[Author Prev][Author Next][Thread Prev][Thread Next][Author Index][Thread Index]

Proposal: Provide diffs between consensuses



Questions:

  - How old can a consensus be for us to try to fetch a diff.
    We could of course always try to fetch a diff, but how smart
    is it to let a dirserver know that we were last online 3.8 days
    ago?
  - Do we agree on using the ed patch format?
  - What to do when the client already has the latest consensus


Filename: xxx-consensus-diffs
Title: Provide diffs between consensuses
Version: $Revision$
Last-Modified: $Date$
Author: Peter Palfrader
Created: 13-Jun-2008
Status: Open

1. Overview.

  Tor clients and servers need a list of which relays are on the
  network.  This list, the consensus, is created by authorities
  hourly and clients fetch a copy of it, with some delay, hourly.

  This proposal suggests that clients download diffs of consensuses
  once they have a consensus instead of hourly downloading a full
  consensus.

2. Numbers

  After implementing proposal 138 which removes nodes that are not
  running from the list a consensus document is about 92 kilobytes
  in size after compression.

  The diff between two consecutive consensus, in ed format, is on
  average 13 kilobytes compressed.

3. Proposal

3.1 Clients

  If a client has a consensus that is recent enough it SHOULD
  try to download a diff to get the latest consensus rather than
  fetching a full one.

  [XXX: what is recent enough?
	time delta in hours / size of compressed diff
	 0	20
	 1	9650
	 2	17011
	 3	23150
	 4	29813
	 5	36079
	 6	39455
	 7	43903
	 8	48907
	 9	54549
	10	60057
	11	67810
	12	71171
	13	73863
	14	76048
	15	80031
	16	84686
	17	89862
	18	94760
	19	94868
	20	94223
	21	93921
	22	92144
	23	90228
	[ size of gzip compressed "diff -e" between the consensus on
	  2008-06-01-00:00:00 and the following consensuses that day.
	  Consensuses have been modified to exclude down routers per
	  proposal 138. ]

   Data suggests that for the first few hours diffs are very useful,
   saving about 60% for the first three hours, 30% for the first 10,
   and almost nothing once we are past 16 hours.
  ]

3.2 Servers

  Directory authorities and servers need to keep up to X [XXX: depends
  on how long clients try to download diffs per above] old consensus
  documents so they can build diffs.  They should offer a diff to the
  most recent consensus at the URL

  http://tor.noreply.org/tor/status-vote/current/consensus/diff/<HASH>/<FPRLIST>

  where hash is the full digest of the consensus the client currently
  has, and FPRLIST is a list of (abbreviated) fingerprints of
  authorities the client trusts.

  Servers will only return a consensus if more than half of the requested
  authorities have signed the document, otherwise a 404 error will be sent
  back.  The fingerprints can be shortened to a length of any multiple of
  two, using only the leftmost part of the encoded fingerprint.  Tor uses
  3 bytes (6 hex characters) of the fingerprint.  (This is just like the
  conditional consensus downloads that Tor supports starting with
  0.1.2.1-alpha.)

  If a server cannot offer a diff from the consensus identified by the
  hash but has a current consensus it MUST return the full consensus.
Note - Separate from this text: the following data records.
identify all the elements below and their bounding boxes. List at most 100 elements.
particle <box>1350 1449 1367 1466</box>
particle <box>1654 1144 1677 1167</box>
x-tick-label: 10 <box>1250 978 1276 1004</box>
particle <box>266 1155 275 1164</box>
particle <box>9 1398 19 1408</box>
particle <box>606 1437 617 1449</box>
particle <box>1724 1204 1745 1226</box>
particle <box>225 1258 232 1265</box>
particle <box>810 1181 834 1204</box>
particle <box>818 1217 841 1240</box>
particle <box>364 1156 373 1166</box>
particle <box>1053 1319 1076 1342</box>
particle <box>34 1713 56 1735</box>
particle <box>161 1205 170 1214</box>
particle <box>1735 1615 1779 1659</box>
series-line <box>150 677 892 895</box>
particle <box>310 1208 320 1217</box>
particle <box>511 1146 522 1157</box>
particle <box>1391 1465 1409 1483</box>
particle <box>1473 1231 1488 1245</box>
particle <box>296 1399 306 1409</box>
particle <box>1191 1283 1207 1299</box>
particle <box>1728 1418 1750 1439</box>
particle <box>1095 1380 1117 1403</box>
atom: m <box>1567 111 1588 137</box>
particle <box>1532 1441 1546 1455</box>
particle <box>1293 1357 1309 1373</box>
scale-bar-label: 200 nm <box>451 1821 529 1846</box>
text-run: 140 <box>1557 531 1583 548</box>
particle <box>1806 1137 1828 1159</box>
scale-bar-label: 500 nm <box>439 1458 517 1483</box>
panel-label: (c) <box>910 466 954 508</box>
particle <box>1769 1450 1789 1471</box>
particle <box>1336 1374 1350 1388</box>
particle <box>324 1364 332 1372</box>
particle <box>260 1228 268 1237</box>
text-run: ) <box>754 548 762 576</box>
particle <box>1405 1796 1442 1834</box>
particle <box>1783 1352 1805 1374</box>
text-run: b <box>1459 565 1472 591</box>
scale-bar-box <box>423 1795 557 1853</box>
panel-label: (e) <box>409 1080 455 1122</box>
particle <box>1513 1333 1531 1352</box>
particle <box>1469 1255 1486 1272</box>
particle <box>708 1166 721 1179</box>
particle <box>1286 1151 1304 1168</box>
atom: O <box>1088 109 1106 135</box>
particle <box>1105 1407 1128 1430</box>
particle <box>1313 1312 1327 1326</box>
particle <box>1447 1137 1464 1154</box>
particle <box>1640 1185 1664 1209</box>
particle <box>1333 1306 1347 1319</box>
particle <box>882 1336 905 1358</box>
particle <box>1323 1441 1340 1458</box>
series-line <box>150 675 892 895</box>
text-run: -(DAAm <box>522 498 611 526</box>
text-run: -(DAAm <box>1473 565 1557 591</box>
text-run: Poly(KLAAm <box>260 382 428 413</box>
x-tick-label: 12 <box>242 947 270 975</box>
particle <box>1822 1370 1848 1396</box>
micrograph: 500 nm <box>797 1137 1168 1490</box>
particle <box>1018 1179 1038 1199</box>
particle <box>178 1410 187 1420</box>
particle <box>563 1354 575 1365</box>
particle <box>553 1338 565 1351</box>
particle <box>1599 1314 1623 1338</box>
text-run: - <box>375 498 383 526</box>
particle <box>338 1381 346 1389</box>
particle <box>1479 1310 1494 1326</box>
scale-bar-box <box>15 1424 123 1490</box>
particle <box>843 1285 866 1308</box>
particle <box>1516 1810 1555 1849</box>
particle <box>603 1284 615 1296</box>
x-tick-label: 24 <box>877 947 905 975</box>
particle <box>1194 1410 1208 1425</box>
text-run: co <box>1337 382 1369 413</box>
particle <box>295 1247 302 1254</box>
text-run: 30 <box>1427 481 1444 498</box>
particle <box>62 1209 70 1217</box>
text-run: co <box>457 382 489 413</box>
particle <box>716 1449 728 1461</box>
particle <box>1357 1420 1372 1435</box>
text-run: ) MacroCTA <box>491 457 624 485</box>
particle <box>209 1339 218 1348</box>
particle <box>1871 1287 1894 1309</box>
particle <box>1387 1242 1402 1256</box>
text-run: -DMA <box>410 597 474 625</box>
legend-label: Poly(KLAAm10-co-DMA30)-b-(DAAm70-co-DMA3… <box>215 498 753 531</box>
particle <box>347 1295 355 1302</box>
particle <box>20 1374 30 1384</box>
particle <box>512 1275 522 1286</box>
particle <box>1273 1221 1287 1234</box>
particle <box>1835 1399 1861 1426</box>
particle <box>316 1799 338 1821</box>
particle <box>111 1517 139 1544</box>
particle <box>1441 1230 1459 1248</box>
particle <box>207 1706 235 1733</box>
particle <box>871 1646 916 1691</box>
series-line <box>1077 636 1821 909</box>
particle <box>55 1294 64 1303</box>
  [XXX: what should we do when the client already has the latest
  consensus?  I can think of the following options:
    - send back 3xx not modified
    - send back 200 ok and an empty diff
    - send back 404 nothing newer here.

    I currently lean towards the empty diff.]

4. Diff Format

  Diffs start with the token "network-status-diff-version" followed by a
  space and the version number, currently "1".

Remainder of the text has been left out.